I have worked with pandas dataframe and need to do some basic selecting/filtering of data , but in pyspark dataframe . I'm running the script as an aws glue job. do i need to convert pyspark dataframe to pandas df to do some basic operations like, filtering and selecting , pandas version below.
my question, is there any difference between pandas and dynamic pyspark dataframe , on how we select/filter data?
panda version
import pandas as pd
df = pd.read_csv('abc.csv')
#select and merge column values
df['combined'] = df['first_name'] + ' ' + df['last_name']
filter_result = df[df['martial_status'] == 'married']
...
from pyspark.context import SparkContext
from awsglue.context import GlueContext
ctx= SparkContext.getOrCreate()
glue_ctx = GlueContext(ctx)
dynamic_frm = glue_ctx.create_dynamic_frame_from_options(
connection_type='s3',
connection_options={'paths': ['s3://.../abc.csv']},
format='csv'
)
Here the equivalent code if you decide to switch to pyspark DF :
from pyspark.sql.functions import concat_ws, col
# Convert DynamicFrame to DataFrame
spark_df = dynamic_frm.toDF()
spark_df = spark_df.withColumn('combined', concat_ws(' ', col('first_name'), col('last_name'))

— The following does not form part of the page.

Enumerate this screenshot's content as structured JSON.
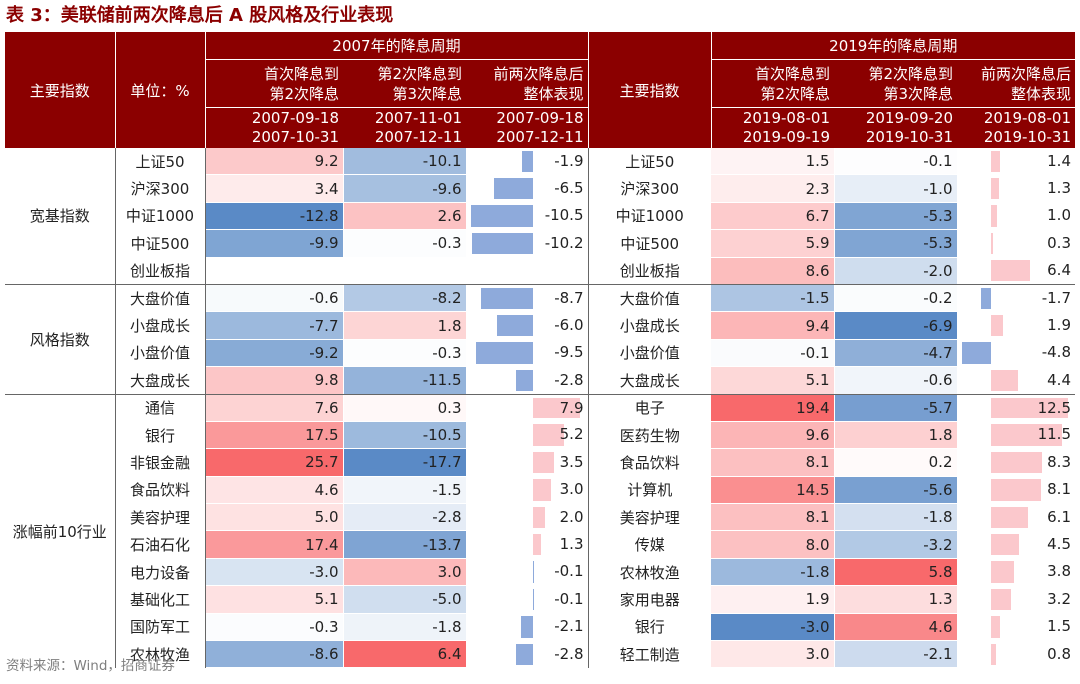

filter_result = spark_df.filter(col('martial_status') == 'married')
Here the solution if you want to stay in DynamicFrame, it's need to deal with map :
def add_combined_name(record):
record['combined'] = f"{record['first_name']} {record['last_name']}"
return record
def filter_married(record):
return record['martial_status'] == 'married'
dynamic_frm = Map.apply(frame=dynamic_frm, f=add_combined_name)
filtered_dynamic_frm = Filter.apply(frame=dynamic_frm, f=filter_married)